O juiz do Tribunal Interdiocesano de Évora, Beja e Algarve explicou no encontro, participado, para além do bispo diocesano, pela quase totalidade dos 59 padres e nove diáconos a trabalhar na diocese, que as normas processuais incluídas determinaram que “assim que se tenha notícia de um caso destes, imediatamente seja comunicado à Congregação para a Doutrina da Fé” (atual Dicastério para a Doutrina da Fé).
Referindo-se às normas substanciais e processuais acrescentadas no pontificado do Papa Bento XVI, o orador explicou ter sido “equiparado ao menor [de idade] a «pessoa que habitualmente tem o uso imperfeito da razão»” e que se incluiu “o direito de a Congregação para a Doutrina da Fé poder julgar os cardeais, os patriarcas, os delegados da Sé apostólica, bem como todas as outras pessoas”, podendo também aquela, “por circunstâncias especiais, delegar num ordinário”.
Sobre o Motu Proprio ‘Vos estis lux mundi’ do Papa Francisco referiu que as normas acrescentadas passaram a prever também “assinalações a membros de institutos de vida consagrada ou sociedades de vida apostólica”.
O diácono Luís Galante, notário do Tribunal Interdiocesano de Évora, Beja e Algarve, explicou que o “vademécum” de 2020, preparado para ajudar os bispos e responsáveis de institutos religiosos no tratamento de denúncias de abusos sexuais sobre menores ou pessoas vulneráveis, estabeleceu que “qualquer pessoa pode fazer uma denúncia” à autoridade da Igreja. “Em 2019, o Papa Francisco tornou obrigatória essa denúncia para os membros do clero e dos institutos religiosos. Assim, sempre que os clérigos e os religiosos tenham conhecimento, ou pelo menos tenham fundados motivos para supor da existência de abusos sexuais, têm obrigação de os comunicar ao bispo competente, exceto se tal denúncia colocar em causa o segredo de confissão”, precisou.

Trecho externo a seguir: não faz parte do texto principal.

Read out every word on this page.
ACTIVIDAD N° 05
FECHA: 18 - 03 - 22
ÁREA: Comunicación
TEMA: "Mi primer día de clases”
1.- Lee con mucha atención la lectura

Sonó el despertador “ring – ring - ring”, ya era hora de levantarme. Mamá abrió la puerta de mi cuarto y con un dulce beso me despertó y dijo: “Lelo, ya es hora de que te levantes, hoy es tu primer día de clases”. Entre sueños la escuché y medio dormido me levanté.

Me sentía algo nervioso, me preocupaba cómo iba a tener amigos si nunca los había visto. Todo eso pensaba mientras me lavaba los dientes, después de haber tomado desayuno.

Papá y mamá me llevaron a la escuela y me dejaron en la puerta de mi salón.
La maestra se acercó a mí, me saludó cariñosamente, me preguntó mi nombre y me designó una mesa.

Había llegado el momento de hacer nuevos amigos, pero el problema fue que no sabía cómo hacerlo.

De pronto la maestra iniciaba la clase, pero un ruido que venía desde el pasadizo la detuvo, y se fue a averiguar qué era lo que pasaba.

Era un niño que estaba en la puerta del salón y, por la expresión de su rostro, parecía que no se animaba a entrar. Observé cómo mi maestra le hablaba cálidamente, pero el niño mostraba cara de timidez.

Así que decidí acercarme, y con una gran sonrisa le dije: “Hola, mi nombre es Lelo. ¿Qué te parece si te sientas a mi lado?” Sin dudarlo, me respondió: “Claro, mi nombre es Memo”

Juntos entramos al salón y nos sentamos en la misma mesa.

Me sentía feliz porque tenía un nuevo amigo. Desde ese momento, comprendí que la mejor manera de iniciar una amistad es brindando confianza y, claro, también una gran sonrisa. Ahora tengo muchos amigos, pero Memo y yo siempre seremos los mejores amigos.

Aquele advogado referiu que a reforma do capítulo VI do Código do Direito Canónico passou a incluir um novo parágrafo que “prevê penas para quem se omite de comunicar a notícia do crime a que estava obrigado”. “Recebida a denúncia, o bispo deve encaminhá-la para a Comissão Diocesana de Proteção de Menores. As alegadas vítimas devem ser acolhidas, ouvidas e tratadas com respeito e os seus relatos não devem ser minimizados, mas devidamente avaliados”, acrescentou, lembrando que uma das novidades introduzidas pelo documento relaciona-se justamente com as denúncias anónimas que “deixam de poder ser automaticamente descartadas e até mesmo uma denúncia proveniente de fontes cuja credibilidade possa parecer, à primeira vista duvidosa, não deve ser descartada, mas dar lugar a uma investigação”.

O orador explicou que as diretrizes emanadas da Conferência Episcopal Portuguesa em 2020 determinam que o «vade-mécum» “deve ser integralmente aplicado, indicando a necessidade de escutar, acompanhar e garantir uma adequada assistência médica, espiritual e social às vítimas e seus familiares”. “Recebida a denúncia deve proceder-se a abertura de uma investigação prévia, caso considerada pelo menos verosímil”, explicou, acrescentando que, “dando sempre conhecimento do caso à Santa Sé”, “o bispo deve iniciar a investigação e aplicar as necessárias medidas cautelares que são um ato administrativo e que podem passar pelo afastamento do clérigo do exercício de todos ou alguns ofícios, incluindo a proibição do exercício público do ministério”. “O próprio sacerdote alvo da denúncia pode pedir o afastamento provisório de funções durante a investigação”, completou.
Neste sentido, realçou ser preciso “ter bem presente a distinção canónica entre a figura da suspensão e a figura das medidas cautelares”. “Na linguagem corrente usam-se indiferentemente, dando lugar a confusões e mal-entendidos, mas na linguagem técnico-jurídica devemos saber distingui-las. Na legislação canónica vigente a suspensão é uma pena que decorre de um processo penal, pelo que tecnicamente o termo não se aplica à investigação prévia, mas aqui apenas haverá lugar a medidas cautelares”, esclareceu.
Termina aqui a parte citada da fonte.